Sunday, January 21, 2018

Size comparison between the three Mars rovers successfully placed on the red planet's surface by NASA

 The one on the bottom is Sojourner, the one on the left is a Mars Exploration Rover (two were launched, Spirit and Opportunity), and the one on the right is Curiosity.


Sojourner was the Mars Pathfinder robotic Mars rover that landed on July 4, 1997 in the Ares Vallis region, and explored Mars for around three months. It has front and rear cameras and hardware to conduct several scientific experiments. Designed for a mission lasting 7 sols, with possible extension to 30 sols, it was in fact active for 83 sols.

Spirit and Opportunity were sent to explore the Martian surface and geology; both landed on Mars at separate locations in January 2004. Both rovers far outlived their planned missions of 90 Martian solar days: Spirit was active until 2010, while Opportunity is still active in 2018, and holds the record for the longest distance driven by any off-Earth wheeled vehicle.
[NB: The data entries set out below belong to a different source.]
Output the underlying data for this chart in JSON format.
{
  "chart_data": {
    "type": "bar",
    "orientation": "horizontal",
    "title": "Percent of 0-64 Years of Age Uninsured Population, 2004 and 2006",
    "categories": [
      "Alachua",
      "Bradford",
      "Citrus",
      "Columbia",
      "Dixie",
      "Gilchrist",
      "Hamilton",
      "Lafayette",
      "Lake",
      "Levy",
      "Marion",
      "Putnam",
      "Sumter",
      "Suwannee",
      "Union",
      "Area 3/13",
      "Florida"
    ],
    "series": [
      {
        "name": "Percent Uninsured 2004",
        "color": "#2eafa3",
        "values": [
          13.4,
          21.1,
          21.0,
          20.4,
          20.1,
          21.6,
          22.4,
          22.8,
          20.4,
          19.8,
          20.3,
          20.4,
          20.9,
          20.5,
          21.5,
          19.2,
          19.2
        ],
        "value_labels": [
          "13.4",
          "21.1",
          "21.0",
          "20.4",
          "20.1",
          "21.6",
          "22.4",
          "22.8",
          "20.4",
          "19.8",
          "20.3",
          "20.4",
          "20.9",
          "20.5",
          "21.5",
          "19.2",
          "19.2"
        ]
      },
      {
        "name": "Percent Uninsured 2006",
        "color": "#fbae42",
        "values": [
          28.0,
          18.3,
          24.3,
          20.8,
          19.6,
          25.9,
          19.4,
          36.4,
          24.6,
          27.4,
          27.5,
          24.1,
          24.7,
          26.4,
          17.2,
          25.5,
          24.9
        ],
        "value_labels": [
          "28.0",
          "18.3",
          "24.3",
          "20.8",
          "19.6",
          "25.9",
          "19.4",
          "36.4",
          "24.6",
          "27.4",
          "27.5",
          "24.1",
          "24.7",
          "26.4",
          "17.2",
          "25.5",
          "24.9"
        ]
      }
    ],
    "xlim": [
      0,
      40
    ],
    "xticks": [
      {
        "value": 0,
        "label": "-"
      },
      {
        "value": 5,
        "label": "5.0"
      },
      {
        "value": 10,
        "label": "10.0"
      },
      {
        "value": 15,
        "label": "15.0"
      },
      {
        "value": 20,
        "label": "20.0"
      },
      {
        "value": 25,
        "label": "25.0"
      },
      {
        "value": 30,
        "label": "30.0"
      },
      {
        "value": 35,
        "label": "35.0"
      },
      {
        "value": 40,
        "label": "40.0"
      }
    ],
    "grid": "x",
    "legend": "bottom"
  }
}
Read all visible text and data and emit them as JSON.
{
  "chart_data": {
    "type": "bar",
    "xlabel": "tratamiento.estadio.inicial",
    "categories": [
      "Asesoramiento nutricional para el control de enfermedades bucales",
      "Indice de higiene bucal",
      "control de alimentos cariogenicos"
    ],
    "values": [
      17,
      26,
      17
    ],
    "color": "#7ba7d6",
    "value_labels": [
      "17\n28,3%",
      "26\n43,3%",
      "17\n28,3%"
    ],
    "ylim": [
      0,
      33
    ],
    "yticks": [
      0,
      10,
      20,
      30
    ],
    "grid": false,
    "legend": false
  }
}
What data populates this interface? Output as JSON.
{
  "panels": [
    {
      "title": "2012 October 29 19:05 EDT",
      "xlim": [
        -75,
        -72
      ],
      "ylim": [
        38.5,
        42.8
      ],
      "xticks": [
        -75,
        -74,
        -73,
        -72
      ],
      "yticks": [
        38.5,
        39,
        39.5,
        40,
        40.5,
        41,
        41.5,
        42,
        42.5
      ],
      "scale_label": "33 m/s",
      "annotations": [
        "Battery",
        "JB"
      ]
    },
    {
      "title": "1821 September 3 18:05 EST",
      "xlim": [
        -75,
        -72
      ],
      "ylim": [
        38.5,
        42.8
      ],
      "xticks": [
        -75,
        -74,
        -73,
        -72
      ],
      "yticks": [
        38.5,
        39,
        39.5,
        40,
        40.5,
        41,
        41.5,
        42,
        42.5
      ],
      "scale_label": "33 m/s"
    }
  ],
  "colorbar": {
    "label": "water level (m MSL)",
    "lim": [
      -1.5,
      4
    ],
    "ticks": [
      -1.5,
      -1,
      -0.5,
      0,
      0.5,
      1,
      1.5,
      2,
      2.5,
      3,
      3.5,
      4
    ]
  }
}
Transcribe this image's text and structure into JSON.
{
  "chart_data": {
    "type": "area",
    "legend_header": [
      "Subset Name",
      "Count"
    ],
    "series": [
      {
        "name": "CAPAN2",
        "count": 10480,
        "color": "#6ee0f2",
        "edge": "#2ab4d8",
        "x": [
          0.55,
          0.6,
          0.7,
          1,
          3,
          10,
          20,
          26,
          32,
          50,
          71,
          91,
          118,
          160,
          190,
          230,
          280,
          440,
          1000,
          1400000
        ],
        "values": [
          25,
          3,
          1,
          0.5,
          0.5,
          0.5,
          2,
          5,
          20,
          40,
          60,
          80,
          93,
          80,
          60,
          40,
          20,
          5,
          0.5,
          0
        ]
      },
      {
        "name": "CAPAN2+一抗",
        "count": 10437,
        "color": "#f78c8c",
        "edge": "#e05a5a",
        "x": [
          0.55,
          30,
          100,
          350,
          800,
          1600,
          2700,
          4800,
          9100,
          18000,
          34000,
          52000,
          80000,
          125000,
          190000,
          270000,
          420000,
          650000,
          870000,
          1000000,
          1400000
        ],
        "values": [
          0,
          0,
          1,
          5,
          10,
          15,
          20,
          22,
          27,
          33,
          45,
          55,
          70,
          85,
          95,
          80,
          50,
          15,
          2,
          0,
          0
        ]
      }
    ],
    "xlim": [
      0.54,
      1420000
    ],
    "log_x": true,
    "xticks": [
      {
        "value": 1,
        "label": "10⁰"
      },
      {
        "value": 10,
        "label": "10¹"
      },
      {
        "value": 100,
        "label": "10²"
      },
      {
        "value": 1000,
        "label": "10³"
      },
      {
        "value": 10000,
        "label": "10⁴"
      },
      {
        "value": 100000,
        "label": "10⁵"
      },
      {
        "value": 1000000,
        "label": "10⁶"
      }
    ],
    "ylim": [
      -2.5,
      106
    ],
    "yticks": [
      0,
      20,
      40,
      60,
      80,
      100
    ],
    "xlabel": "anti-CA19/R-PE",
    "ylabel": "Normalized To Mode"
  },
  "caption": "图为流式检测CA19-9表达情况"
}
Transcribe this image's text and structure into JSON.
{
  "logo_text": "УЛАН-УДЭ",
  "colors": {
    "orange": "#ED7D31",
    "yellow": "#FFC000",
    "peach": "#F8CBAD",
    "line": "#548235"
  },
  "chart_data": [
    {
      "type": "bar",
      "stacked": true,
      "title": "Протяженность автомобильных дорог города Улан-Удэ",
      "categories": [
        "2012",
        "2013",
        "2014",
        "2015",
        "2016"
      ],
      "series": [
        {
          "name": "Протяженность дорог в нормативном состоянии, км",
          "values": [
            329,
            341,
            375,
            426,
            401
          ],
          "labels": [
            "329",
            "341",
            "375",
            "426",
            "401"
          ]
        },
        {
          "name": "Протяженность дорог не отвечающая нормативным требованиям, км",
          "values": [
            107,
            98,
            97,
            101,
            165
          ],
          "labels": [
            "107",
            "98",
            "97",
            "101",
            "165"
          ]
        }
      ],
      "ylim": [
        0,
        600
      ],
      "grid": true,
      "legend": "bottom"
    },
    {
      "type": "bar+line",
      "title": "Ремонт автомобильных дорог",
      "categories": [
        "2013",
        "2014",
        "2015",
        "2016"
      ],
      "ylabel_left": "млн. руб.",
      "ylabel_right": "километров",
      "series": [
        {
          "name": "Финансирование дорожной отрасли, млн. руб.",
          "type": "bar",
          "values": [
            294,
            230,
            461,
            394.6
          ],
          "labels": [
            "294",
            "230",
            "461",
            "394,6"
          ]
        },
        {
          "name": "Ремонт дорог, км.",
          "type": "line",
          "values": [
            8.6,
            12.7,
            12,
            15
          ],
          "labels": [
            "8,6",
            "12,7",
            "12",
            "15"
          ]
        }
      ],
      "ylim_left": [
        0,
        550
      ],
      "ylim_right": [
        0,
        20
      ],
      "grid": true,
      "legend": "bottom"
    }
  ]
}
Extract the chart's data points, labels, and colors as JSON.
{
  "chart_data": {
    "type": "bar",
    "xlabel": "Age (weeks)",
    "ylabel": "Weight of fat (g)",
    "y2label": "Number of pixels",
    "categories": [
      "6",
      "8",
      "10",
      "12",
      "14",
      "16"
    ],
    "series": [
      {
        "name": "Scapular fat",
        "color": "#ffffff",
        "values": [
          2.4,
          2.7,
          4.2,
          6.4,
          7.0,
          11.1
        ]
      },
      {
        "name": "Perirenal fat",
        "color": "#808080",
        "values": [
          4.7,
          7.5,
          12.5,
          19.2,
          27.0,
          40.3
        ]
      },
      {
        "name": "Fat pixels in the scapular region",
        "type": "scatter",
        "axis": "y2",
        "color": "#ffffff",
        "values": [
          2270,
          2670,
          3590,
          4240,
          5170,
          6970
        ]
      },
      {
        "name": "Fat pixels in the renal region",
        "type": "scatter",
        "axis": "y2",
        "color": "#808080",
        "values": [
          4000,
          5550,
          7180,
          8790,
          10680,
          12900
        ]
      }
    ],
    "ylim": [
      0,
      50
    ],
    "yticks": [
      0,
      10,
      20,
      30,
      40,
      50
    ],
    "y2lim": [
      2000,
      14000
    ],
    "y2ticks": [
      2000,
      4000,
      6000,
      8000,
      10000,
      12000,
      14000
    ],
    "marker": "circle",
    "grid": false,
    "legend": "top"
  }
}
Curiosity is a car-sized rover designed to explore Gale Crater on Mars as part of NASA's Mars Science Laboratory mission (MSL). Curiosity was launched from Cape Canaveral on November 26, 2011, at 15:02 UTC aboard the MSL spacecraft and landed on Aeolis Palus in Gale Crater on Mars on August 6, 2012, 05:17 UTC. The Bradbury Landing site was less than 2.4 km (1.5 mi) from the center of the rover's touchdown target after a 560 million km (350 million mi) journey. The rover's goals include an investigation of the Martian climate and geology; assessment of whether the selected field site inside Gale Crater has ever offered environmental conditions favorable for microbial life, including investigation of the role of water; and planetary habitability studies in preparation for human exploration.
In December 2012, Curiosity's two-year mission was extended indefinitely.


4 comments:

  1. Mars 2020 is significantly larger still.

    ReplyDelete
  2. Now, maybe, they'll show Shelia Jackson Lee that damned flag! regards, Alemsaster

    ReplyDelete
  3. Great topic. In this day and age size really does not matter.
    NASA has placed probes on Mars using off the shelf technology.
    With all the microcontrollers, RAM, ROM, servos, gears, etc.
    on the market, what used to cost millions to build, now can
    be done for a few hundred grand.

    I have several Arduino microcontrollers and related equipment
    including sensors, LCD displays, breadbords, etc. The only thing
    stopping me is time.

    ReplyDelete
  4. OK, it's time to tell the real story: those Rovers were sent to pick up the Coke cans left behind by alien astronauts.

    They work, too: haven't seen any Coke cans, have you?